Un tratado por el que se recuperaron otras piezas (como la famosa corona visigoda de Recesvinto o una apreciada Inmaculada de Murillo) a cambio de entregar un Velázquez, un Greco y un Goya, y que en nuestras fronteras fue presentado ante la opinión pública como una victoria diplomática y una validación de la fuerza, potencia y liderazgo del Caudillo. Un logro que debía mucho al apoyo fascista, y al que, en ocasiones, el régimen halagó con donaciones de obras de arte. En 1939 se entregaron al Führer tres Zuloagas y en 1941 Franco llegó a adquirir para hacérselo llegar, el retrato de Goya de La marquesa de Santa Cruz.

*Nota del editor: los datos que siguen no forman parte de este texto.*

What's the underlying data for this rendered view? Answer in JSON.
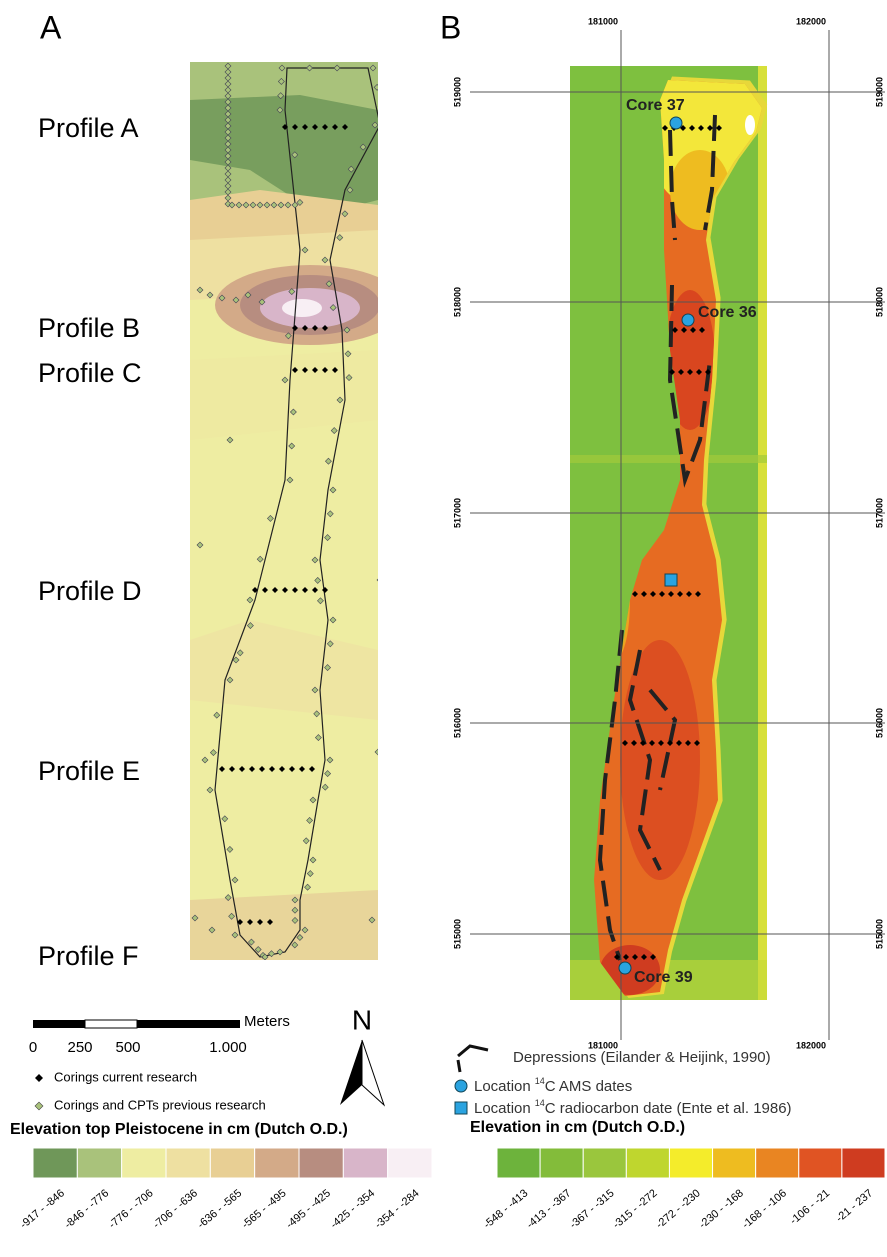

Sin embargo, los buenos resultados que comenzó a conseguir el bando aliado tras el fracaso alemán en su intento de invasión de Rusia hizo que esta operación no solo no se llevara a cabo, sino que meses después España adoptara la postura oficial de “neutralidad” y que incluso llegara a ofrecer el Palacio de Riofrío en Segovia para acoger los fondos del Museo del Louvre para que estos estuvieran a salvo de los bombardeos. Tras el poco cuidado de lo propio, esta ofertaba revelaba, sin duda alguna, el único valor propagandístico que la cultura –y el arte como expresión de esta- tenían para la autarquía que acababa de comenzar a gobernar España.